Sejarah Perkaderan di HMI Cabang Malang
HMI Cabang Malang berdiri sebagai salah satu cabang besar yang punya sejarah panjang dalam pergerakan mahasiswa Islam di Indonesia. Sejak era 1960-an hingga 1990-an, Cabang Malang dikenal sebagai “lumbung kader”. Banyak tokoh nasional lahir dari dapur perkaderan ini, baik di ranah politik, akademisi, maupun aktivisme masyarakat sipil.
Cabang Malang memiliki sejarah panjang dalam membangun tradisi perkaderan, mulai dari Latihan Kader I (Basic Training), Intermediate Training, hingga Latihan Kader III (Advance Training). Dalam sejarahnya, perkaderan HMI Cabang Malang tidak hanya soal teknis latihan, tetapi juga membangun kultur intelektual melalui diskusi-diskusi rutin, penerbitan buletin, hingga sekolah-sekolah pemikiran Islam.

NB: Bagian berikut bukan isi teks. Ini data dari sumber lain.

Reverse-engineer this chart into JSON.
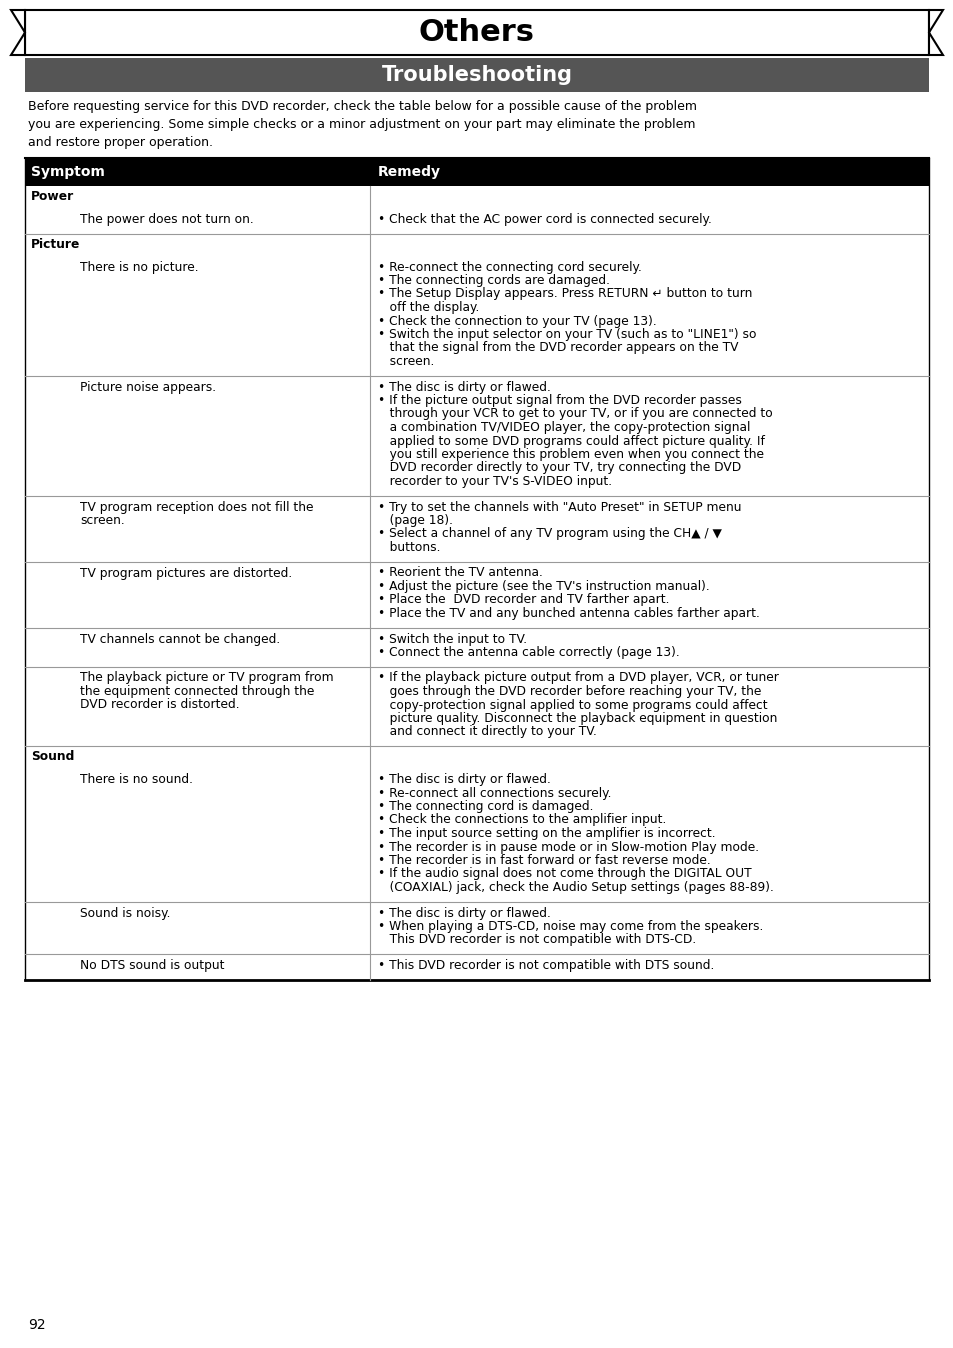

Namun, wajah hari ini jauh berbeda. Tradisi diskusi yang dulu semarak kini jarang ditemukan. LK I lebih sering menjadi formalitas administratif ketimbang ruang pembentukan karakter intelektual. Sebagian pengurus bahkan lebih sibuk dengan lobi-lobi politik ketimbang mengurus agenda perkaderan. Sejarah emas perkaderan HMI Cabang Malang kini seperti bayangan masa lalu yang semakin pudar.
Krisis Perkaderan: Disorientasi dan Politik Praktis
Krisis utama yang kini menimpa HMI Cabang Malang adalah disorientasi. Orientasi perkaderan bergeser ke arah kepentingan komunikasi politik. Banyak pengurus sibuk membangun jejaring dengan elite politik lokal, menjadi tim sukses, atau mengejar posisi strategis di luar organisasi. Tentu saja, membangun komunikasi politik bukanlah hal yang keliru. Tetapi ketika politik praktis menggeser prioritas perkaderan, di situlah masalah besar bermula.

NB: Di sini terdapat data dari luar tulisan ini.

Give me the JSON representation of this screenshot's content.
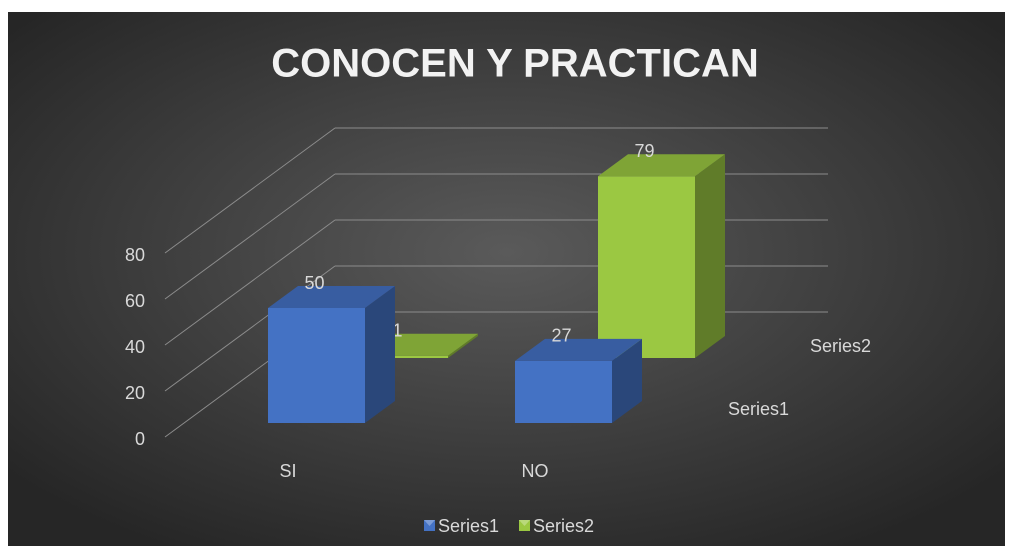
{
  "chart_data": {
    "type": "bar3d",
    "title": "CONOCEN Y PRACTICAN",
    "categories": [
      "SI",
      "NO"
    ],
    "series": [
      {
        "name": "Series1",
        "color": "#4472c4",
        "values": [
          50,
          27
        ]
      },
      {
        "name": "Series2",
        "color": "#9bc842",
        "values": [
          1,
          79
        ]
      }
    ],
    "ylim": [
      0,
      80
    ],
    "yticks": [
      0,
      20,
      40,
      60,
      80
    ],
    "grid": true,
    "legend": "bottom"
  }
}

Kader-kader baru yang masuk HMI sering kali tidak mendapatkan pembinaan serius. Mereka hanya diajak untuk hadir di LK I, diberi materi seadanya, lalu dilepaskan tanpa tindak lanjut. Tidak ada mentoring intensif, tidak ada penguatan ideologi, tidak ada pembiasaan tradisi intelektual. Akibatnya, kader HMI Cabang Malang hari ini banyak yang rapuh secara ideologis dan dangkal secara intelektual.
HMI tanpa perkaderan hanya akan menjadi organisasi massa tanpa arah, kehilangan fungsi kaderisasi, dan berpotensi menjadi alat bagi kepentingan individu tertentu. Inilah krisis yang kini harus dihadapi dengan jujur.

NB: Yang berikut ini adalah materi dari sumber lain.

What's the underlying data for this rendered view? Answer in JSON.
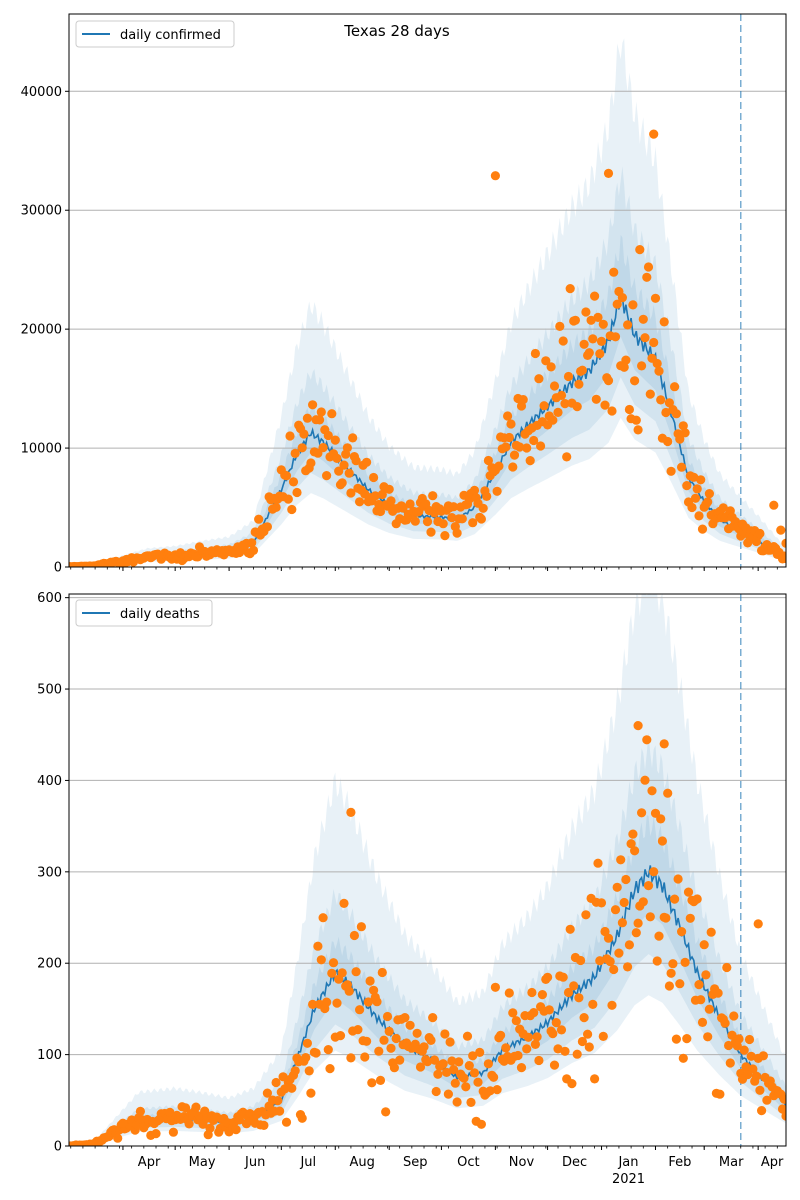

Pedoman Perkaderan HMI: Landasan yang Terabaikan
HMI sebenarnya sudah memiliki Pedoman Perkaderan yang disusun sebagai panduan nasional. Pedoman ini menegaskan bahwa:
• Perkaderan adalah proses membentuk insan cita.
• Insan cita adalah pribadi yang beriman, berilmu, berakhlak mulia, dan bertanggung jawab sosial.
• Perkaderan harus dilaksanakan berjenjang, sistematis, dan berkelanjutan.
Namun, dalam praktik di HMI Cabang Malang, pedoman ini sering hanya menjadi dokumen formal yang jarang dijadikan rujukan. LK I sering dilakukan asal-asalan hanya untuk memenuhi syarat administratif, tanpa evaluasi mendalam. LK II jarang diadakan, apalagi LK III. Tradisi perkaderan berkelanjutan semakin hilang.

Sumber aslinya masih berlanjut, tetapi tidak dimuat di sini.